La surveillance de masse exercée par les États-Unis concernant l’utilisation d’Internet et des réseaux téléphoniques est un affront à l’opinion publique mondiale, a déclaré Amnesty International à l’occasion de la publication d’un sondage de grande ampleur accompagnant le lancement de sa campagne mondiale #UnfollowMe.

Ce sondage, pour lequel 15 000 personnes résidant dans 13 pays de tous les continents ont été interrogées, a montré que 71 % des personnes sondées étaient fortement opposées à la surveillance de leur utilisation d’Internet par les États-Unis. Dans le même temps, près de deux tiers ont déclaré qu’elles souhaitaient que les entreprises technologiques telles que Google, Microsoft et Yahoo sécurisent leurs communications afin d’empêcher que les gouvernements n’y aient accès.

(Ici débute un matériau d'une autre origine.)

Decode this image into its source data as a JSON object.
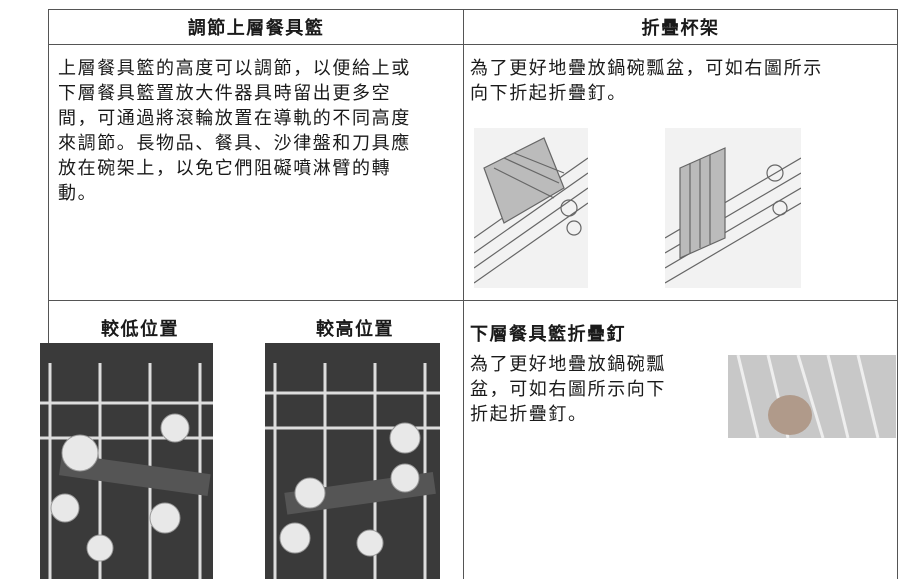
{
  "header": [
    "調節上層餐具籃",
    "折疊杯架"
  ],
  "upper_basket": {
    "lines": [
      "上層餐具籃的高度可以調節，以便給上或",
      "下層餐具籃置放大件器具時留出更多空",
      "間，可通過將滾輪放置在導軌的不同高度",
      "來調節。長物品、餐具、沙律盤和刀具應",
      "放在碗架上，以免它們阻礙噴淋臂的轉",
      "動。"
    ]
  },
  "cup_rack": {
    "lines": [
      "為了更好地疊放鍋碗瓢盆，可如右圖所示",
      "向下折起折疊釘。"
    ]
  },
  "basket_positions": [
    {
      "label": "較低位置"
    },
    {
      "label": "較高位置"
    }
  ],
  "lower_basket": {
    "title": "下層餐具籃折疊釘",
    "lines": [
      "為了更好地疊放鍋碗瓢",
      "盆，可如右圖所示向下",
      "折起折疊釘。"
    ]
  }
}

« Les États-Unis doivent considérer ce sondage comme une mise en garde indiquant que cette surveillance entame leur crédibilité. Le président Obama doit tenir compte des voix qui se font entendre autour du monde, et cesser d’utiliser Internet comme un outil permettant de recueillir des informations sur la vie privée des gens », a déclaré Salil Shetty, secrétaire général d’Amnesty International.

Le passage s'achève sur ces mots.